Originally published on Medium.
1) People don’t understand probabilities
As America headed to the polls, high-quality forecasters gave Trump a 35% chance of victory. Somehow, people misinterpreted this as ‘Trump is unlikely to win the election’. Something that has a 35% chance of happening is not unlikely.
Kahneman and Tversky showed in 1972 that people are absolutely dreadful at understanding probabilities presented in this manner. It’s much easier to understand probabilities in terms of absolute numbers. Let’s say we have 100 elections. We would expect a candidate who polling suggests has a 35% chance of winning to win in 35 of 100 of them. In 35 out of 100 parallel realities, you woke up this morning to a Trump victory. In 65, it was Clinton. If I were to offer you an operation in which the patient died 35 times out of 100, would you think ‘well, it’s more LIKELY that I survive’, or would you think ‘Christ, I don’t fancy that’?
Something that has a 35% chance of happening is not unlikely.
This kind of misapprehension probably undermined the urgency with which people campaigned on behalf of, and turned out to vote for, Hillary. It may even have predisposed people to cast protest votes for Trump. People thought Trump was very unlikely to win. That’s not what the numbers said.*
2) Everything’s going to be alright.
Even those who really understood what the probability estimates were saying might not have really taken them on board. Humans tend to display an optimism bias — we overestimate the probability good things will happen, and underestimate the probability bad things will. Not only are people biased when guessing the probabilities of good and bad things, but they change their beliefs differently in the two cases. If I tell you something good is more likely than you thought, that sticks.
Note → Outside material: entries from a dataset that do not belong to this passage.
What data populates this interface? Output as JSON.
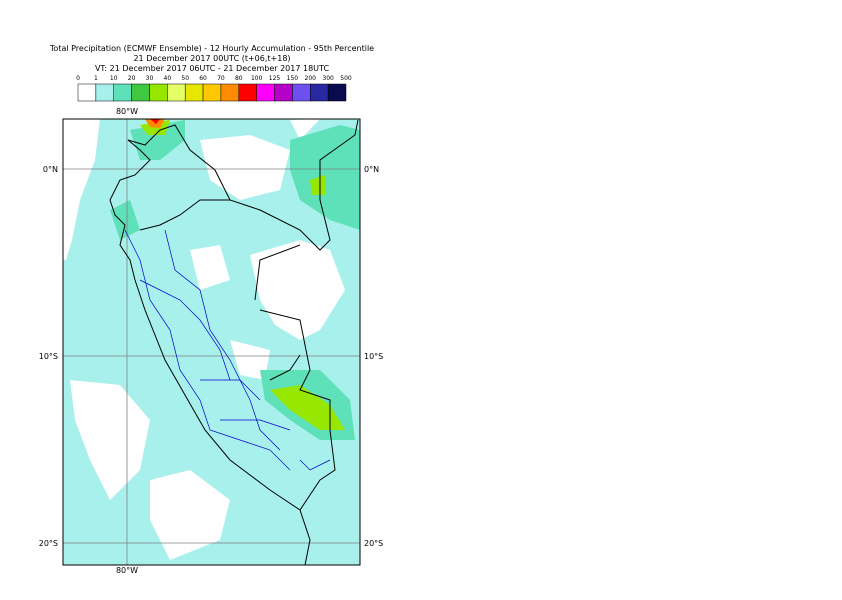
{
  "header": {
    "title": "Total Precipitation (ECMWF Ensemble) - 12 Hourly Accumulation - 95th Percentile",
    "subtitle": "21 December 2017 00UTC (t+06,t+18)",
    "valid_time": "VT: 21 December 2017 06UTC - 21 December 2017 18UTC"
  },
  "legend": {
    "labels": [
      0,
      1,
      10,
      20,
      30,
      40,
      50,
      60,
      70,
      80,
      100,
      125,
      150,
      200,
      300,
      500
    ],
    "colors": [
      "#ffffff",
      "#a8f0ec",
      "#5ee0b8",
      "#40c840",
      "#96e600",
      "#e6ff66",
      "#e6e600",
      "#ffc800",
      "#ff8c00",
      "#ff0000",
      "#ff00ff",
      "#b400c8",
      "#6e50f0",
      "#2828a0",
      "#0a0a50"
    ]
  },
  "map": {
    "longitude_labels": [
      "80°W"
    ],
    "latitude_labels": [
      "0°N",
      "10°S",
      "20°S"
    ]
  }
}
If I tell you something bad is more likely, you’re much less likely to change your mind.
So those of us who wanted to believe that a Trump victory was unlikely believed just that.
3) Somebody else will do it.
In 1964, a girl named Kitty Genovese was stabbed on a residential street in NYC. 38 people witnessed the incident from their homes. As lights came on and curtains opened, the attacker fled the scene. Curiously, no doors opened. In fact, nobody even called the police. The attacker, emboldened by the apparent indifference of the neighbourhood, returned 30 minutes later to finish the job.
Kitty’s case provides the most famous example of the ‘bystander effect’. People find it very easy to do nothing in situations where something bad is happening. This seems to be a mixture of diffusion of responsibility — ‘if it’s important, somebody else will probably do it’, social modelling — ‘it can’t be that important, nobody else seems bothered’, and audience inhibition — ‘it’d be embarrassing if I got all upset about this and it turned out to be nothing’. All of these might have played a role in the lacklustre turnout for Hillary, and the lukewarm response that her campaign inspired in the people who she needed to enthuse. If you rolled your eyes at somebody’s Facebook post about supporting Hillary or campaigning on her behalf, you’ve probably fallen victim to the bystander effect.
Thanks for reading. If you have any thoughts on or extensions to the above, pop them in the comments below.
*Additional confusion was probably caused by the distinction between estimated vote share and probabilities, both of which were frequently presented in a similar manner (percentages between 40 and 60). In terms of vote share, a rock-solid 20% difference is extremely persuasive. If high quality polling had established that Hillary was 60% and Trump 40%, we might have had cause to rest on our laurels. But they didn’t — they placed them at 49 and 45%. Which leads to the probability estimates of 65/35, which is far from reassuring.